Publish whilst you are a PhD student. Good academic jobs these days really boil down to your publication record. Publish in good journals if you can, but make sure you're publishing somewhere. Because if you don't you're going to be job-hunting against people who have. If you need to spend six months more to finish your PhD because you're publishing, do it. The PhD is the high barrier to entry to academia, but that also means everyone has one. It's the publications that matter beyond that.

Academia isn't for everyone. I have posted here before on the Green about how you're deluded if you think a PhD guarantees an academic job. I hear getting an academic job sucks everywhere, but I have lots of good experience about the extent to which it sucks in Australia.

You need to be willing to pick up and move to where the jobs are. You almost certainly wont get a job in the institution where you did your PhD (and there is a school of thought that doing so is something of a black mark against you).

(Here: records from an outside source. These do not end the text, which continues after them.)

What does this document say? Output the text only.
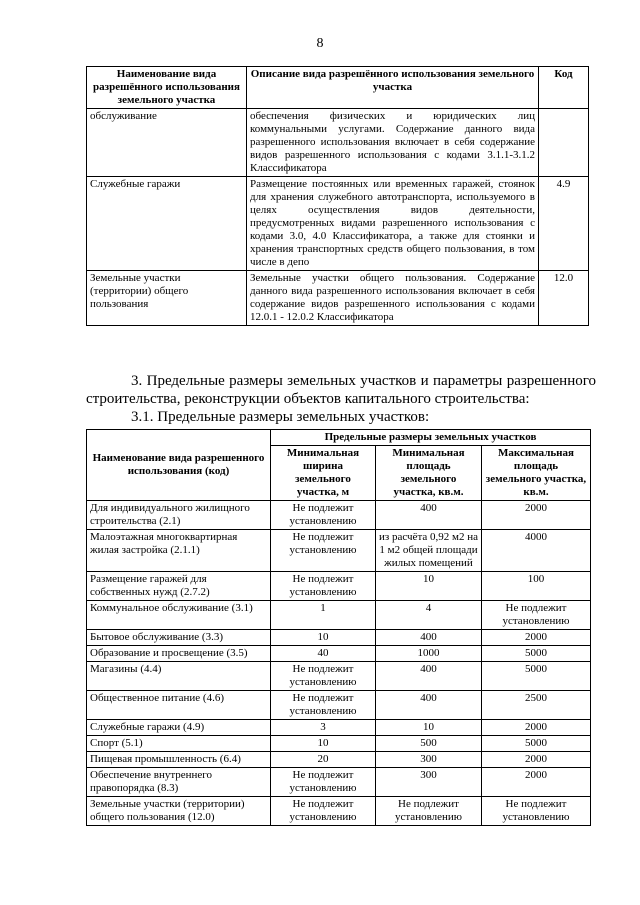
8
Наименование вида разрешённого использования земельного участка	Описание вида разрешённого использования земельного участка	Код
обслуживание	обеспечения физических и юридических лиц коммунальными услугами. Содержание данного вида разрешенного использования включает в себя содержание видов разрешенного использования с кодами 3.1.1-3.1.2 Классификатора	
Служебные гаражи	Размещение постоянных или временных гаражей, стоянок для хранения служебного автотранспорта, используемого в целях осуществления видов деятельности, предусмотренных видами разрешенного использования с кодами 3.0, 4.0 Классификатора, а также для стоянки и хранения транспортных средств общего пользования, в том числе в депо	4.9
Земельные участки (территории) общего пользования	Земельные участки общего пользования. Содержание данного вида разрешенного использования включает в себя содержание видов разрешенного использования с кодами 12.0.1 - 12.0.2 Классификатора	12.0
3. Предельные размеры земельных участков и параметры разрешенного строительства, реконструкции объектов капитального строительства:
3.1. Предельные размеры земельных участков:
Наименование вида разрешенного использования (код)	Предельные размеры земельных участков		
	Минимальная ширина земельного участка, м	Минимальная площадь земельного участка, кв.м.	Максимальная площадь земельного участка, кв.м.
Для индивидуального жилищного строительства (2.1)	Не подлежит установлению	400	2000
Малоэтажная многоквартирная жилая застройка (2.1.1)	Не подлежит установлению	из расчёта 0,92 м2 на 1 м2 общей площади жилых помещений	4000
Размещение гаражей для собственных нужд (2.7.2)	Не подлежит установлению	10	100
Коммунальное обслуживание (3.1)	1	4	Не подлежит установлению
Бытовое обслуживание (3.3)	10	400	2000
Образование и просвещение (3.5)	40	1000	5000
Магазины (4.4)	Не подлежит установлению	400	5000
Общественное питание (4.6)	Не подлежит установлению	400	2500
Служебные гаражи (4.9)	3	10	2000
Спорт (5.1)	10	500	5000
Пищевая промышленность (6.4)	20	300	2000
Обеспечение внутреннего правопорядка (8.3)	Не подлежит установлению	300	2000
Земельные участки (территории) общего пользования (12.0)	Не подлежит установлению	Не подлежит установлению	Не подлежит установлению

If you do get a job, the reality (in Australia) is that it'll be a contract (five years if you're lucky), with no guarantee of renewal. In this country, there is no such thing as tenure any more (effectively, anyway). Your attractiveness as an academic employee depends almost entirely on your record of publications and grants. If you're hard-working and can find a good network of colleagues to co-publish with and get grants with, you'll be fine. If not, you'll find it much more challenging.

Personally, I think the job prospects are much better outside of academia. Sure, you don't have the freedom an academic does, but your career isn't quite as at the mercy of journal editors and grant expert panels. If you have marketable research skills (and if you have done a research-based PhD there is no way you couldn't have them) there are jobs out there. There aren't *heaps* of them, but they come along more regularly than academic jobs. I know plenty of people with PhDs who are working outside academia (mostly in the public service, but I live in a place where 90% of the population works for the public service, so that's probably sampling bias on my part).

Finally, back to the PhD. Choose a topic you're personally interested in. It's going to become your life for the next 3-infinity years, so make sure it's one that will make you happy. Don't do it because of the job at the end (because at this point you have no idea what that will be), but because you want to do it. Find a supervisor who isn't an arsehole, if you can, but ultimately if you're doing a PhD in somewhere like Australia where it is almost entirely thesis-based, if you're competent and self-motivated, you should be able to survive even an arsehole supervisor.

That was all pretty long and ranty and probably somewhat filtered through the lens of my not necessarily representative experience, but happy to answer any follow-up questions.

(As to what I ended up doing with mine, I'm currently in a pretty dead-end post-doc with few opportunities to publish, and hoping to escape it, but I have also worked in research-specific jobs in the public service, have generally enjoyed them, and hope to get back to one in the near future.)
posted by damonism at 4:54 PM on February 21, 2011


U.S., now tenure track assistant professor in English, but this applies to every field... publish.

Three things, all aimed at getting you published before you go on the market:
1) submit abstracts to conferences. This will *force* you to write.
2) publish. Don't waste anything - if you have a conference paper, turn it into a journal paper (uhh, not sure how this works in the Social Sciences - in English conference papers do not go into proceedings, so this kind of recycling is kosher. YMMV.).
3) if you get "revise and resubmit" from a journal - do it. Don't be crushed by the comments and throw out the paper in a fit of self doubt.

As someone who is regularly on search committees: the people that get to the top of the pile of applications now often have as many publications as the last generation needed to get tenure.
posted by media_itoku at 6:44 PM on February 21, 2011 [3 favorites]


Experimental science:

Six months in the lab will save you a day in the library.

Yes, I wrote that right. Read the damn literature.